Блюдо разбилось, упав на пол – кто-то сдернул со стола скатерть. Тина не хочет видеть, кто это, она не хочет слышать того, что происходит, и сейчас не хочет знать, что будет дальше, потому что дальше было что-то, что помнить не надо.
Тина открыла глаза. Свет фонаря пробивался сквозь занавески на окне, пахло ванилью и свежей выпечкой. Тина села на табурет и налила себе воды.
– Там был дом. – Тина медленно выпила воду, ее тело била крупная дрожь, ее шепот предназначался тьме, которая предала ее, отступив и лишив безопасности. – Они тащили меня по лестнице, мама тоже была там. Они спрашивали что-то, крича в телефон – где, где он?! Отдай, или мы убьем их! Потом они держали меня, а один из них… И больно, и мама кричит, и кто-то пришел. «Вы что, с ума сошли?!» И мама молчит, они льют на нее воду, а она молчит, все время молчит. И хлопок – один, второй… Что-то падает, и мокро, и кто-то тащит меня вниз по лестнице, бросает на пол, и внутри все болит, и болят руки, потому что за них кто-то больно держал меня, а на полу осколки блюда – маминого блюда, кто-то его разбил, печенье раскрошилось и по нему ходят, крошки на ковре…
Тина поставила пустой стакан. Нужно идти, нужно найти тот дом, он где-то есть, она теперь точно знает. В ее косметичке лежит связка из трех ключей – что-то типа талисмана, она читала где-то, что ключи – отличный талисман, и эти ключи были в ее багаже, когда ее привезли в школу, и она почему-то всегда таскала их с собой, покрыв блестящей разноцветной эмалью и наклеив стразы.
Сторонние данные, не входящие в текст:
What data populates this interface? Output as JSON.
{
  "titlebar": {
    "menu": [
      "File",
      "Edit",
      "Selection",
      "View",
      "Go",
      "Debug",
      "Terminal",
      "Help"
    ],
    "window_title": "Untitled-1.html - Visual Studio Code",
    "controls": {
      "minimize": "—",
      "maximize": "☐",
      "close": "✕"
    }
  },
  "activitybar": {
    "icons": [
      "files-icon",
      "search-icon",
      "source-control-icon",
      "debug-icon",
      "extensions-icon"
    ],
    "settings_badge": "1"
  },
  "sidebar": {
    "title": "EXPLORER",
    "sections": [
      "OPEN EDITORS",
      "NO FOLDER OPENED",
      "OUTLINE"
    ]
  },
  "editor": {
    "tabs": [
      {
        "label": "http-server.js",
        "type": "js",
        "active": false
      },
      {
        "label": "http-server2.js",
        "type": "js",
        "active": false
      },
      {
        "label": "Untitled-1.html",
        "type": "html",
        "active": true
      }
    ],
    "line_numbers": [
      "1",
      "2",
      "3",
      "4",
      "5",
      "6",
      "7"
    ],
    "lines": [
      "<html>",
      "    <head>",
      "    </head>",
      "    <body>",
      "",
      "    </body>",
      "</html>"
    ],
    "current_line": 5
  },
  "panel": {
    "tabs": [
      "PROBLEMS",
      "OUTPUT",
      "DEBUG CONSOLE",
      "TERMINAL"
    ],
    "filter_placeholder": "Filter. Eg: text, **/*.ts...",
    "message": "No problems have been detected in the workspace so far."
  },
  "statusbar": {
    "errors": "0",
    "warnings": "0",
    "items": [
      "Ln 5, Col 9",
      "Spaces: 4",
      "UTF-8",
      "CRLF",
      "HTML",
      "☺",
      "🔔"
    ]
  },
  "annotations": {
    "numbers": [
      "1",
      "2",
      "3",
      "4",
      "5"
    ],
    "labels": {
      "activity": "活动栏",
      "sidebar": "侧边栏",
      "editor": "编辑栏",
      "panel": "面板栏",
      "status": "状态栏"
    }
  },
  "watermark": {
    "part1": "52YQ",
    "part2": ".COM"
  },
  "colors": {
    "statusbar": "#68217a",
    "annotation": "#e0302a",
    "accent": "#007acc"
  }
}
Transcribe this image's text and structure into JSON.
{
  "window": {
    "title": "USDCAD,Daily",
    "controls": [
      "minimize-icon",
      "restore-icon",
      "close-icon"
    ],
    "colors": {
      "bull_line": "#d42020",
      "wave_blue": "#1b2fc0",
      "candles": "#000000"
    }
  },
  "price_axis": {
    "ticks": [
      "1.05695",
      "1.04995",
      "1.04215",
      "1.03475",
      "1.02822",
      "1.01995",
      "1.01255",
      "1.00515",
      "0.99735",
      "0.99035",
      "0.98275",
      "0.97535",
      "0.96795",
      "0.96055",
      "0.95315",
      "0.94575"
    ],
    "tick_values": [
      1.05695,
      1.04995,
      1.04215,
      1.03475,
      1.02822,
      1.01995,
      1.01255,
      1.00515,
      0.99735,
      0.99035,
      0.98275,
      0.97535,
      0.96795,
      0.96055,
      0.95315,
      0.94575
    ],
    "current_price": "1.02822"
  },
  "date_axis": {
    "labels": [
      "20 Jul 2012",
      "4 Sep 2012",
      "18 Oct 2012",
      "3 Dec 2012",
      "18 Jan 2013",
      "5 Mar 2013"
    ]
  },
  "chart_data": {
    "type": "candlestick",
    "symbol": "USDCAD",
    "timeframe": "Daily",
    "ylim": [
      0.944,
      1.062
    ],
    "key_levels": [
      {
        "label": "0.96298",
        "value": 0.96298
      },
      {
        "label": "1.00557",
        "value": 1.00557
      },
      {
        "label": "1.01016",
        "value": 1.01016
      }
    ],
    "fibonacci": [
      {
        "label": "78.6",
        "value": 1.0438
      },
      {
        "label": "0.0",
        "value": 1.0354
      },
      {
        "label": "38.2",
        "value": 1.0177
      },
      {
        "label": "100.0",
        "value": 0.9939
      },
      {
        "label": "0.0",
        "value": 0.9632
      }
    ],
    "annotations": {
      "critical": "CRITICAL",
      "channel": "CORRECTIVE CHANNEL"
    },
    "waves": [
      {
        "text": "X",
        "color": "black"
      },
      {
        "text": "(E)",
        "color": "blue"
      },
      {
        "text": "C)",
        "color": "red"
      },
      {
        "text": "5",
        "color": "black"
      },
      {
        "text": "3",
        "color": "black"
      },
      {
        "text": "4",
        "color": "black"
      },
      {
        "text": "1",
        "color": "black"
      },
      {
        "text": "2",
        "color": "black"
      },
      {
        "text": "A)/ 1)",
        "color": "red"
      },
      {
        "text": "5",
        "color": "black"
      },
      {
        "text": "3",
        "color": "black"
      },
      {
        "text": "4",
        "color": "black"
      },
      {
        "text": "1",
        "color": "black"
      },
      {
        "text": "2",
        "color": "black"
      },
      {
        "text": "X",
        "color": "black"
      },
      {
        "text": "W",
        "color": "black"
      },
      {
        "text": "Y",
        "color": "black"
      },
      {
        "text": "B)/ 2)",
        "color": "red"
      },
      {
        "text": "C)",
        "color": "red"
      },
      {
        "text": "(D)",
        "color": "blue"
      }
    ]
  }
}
Но это ключи от дома, где погибла ее мать, и она сама там тоже погибла.
То, что сейчас, – это не она, это то, что сделали из Тины, чтобы она могла дальше как-то жить.
И она жила. Ее жизнь была круговоротом поездок и перелетов, она никогда не останавливалась, а когда остановилась, то оказалось, что жить нельзя.
18
– Видеокассета?
Виктор Васильев достал из пакета видеокассету и положил на стол.
– Брат никому не доверял, а потому запись сделал перед самой смертью. – Кругленькая, совершенно седая старушка в неопрятном пальто вздохнула. – У нас была старенькая видеокамера, и брат сделал запись. Что на ней, я не знаю, но он сказал отдать ее только тогда, когда к нему обратятся, а обратиться к нему могли только в связи с одним делом, в котором он участвовал не по своей воле. Больше я ничего не знаю и знать не хочу. Но что бы это ни было, оно угнетало брата до конца его дней.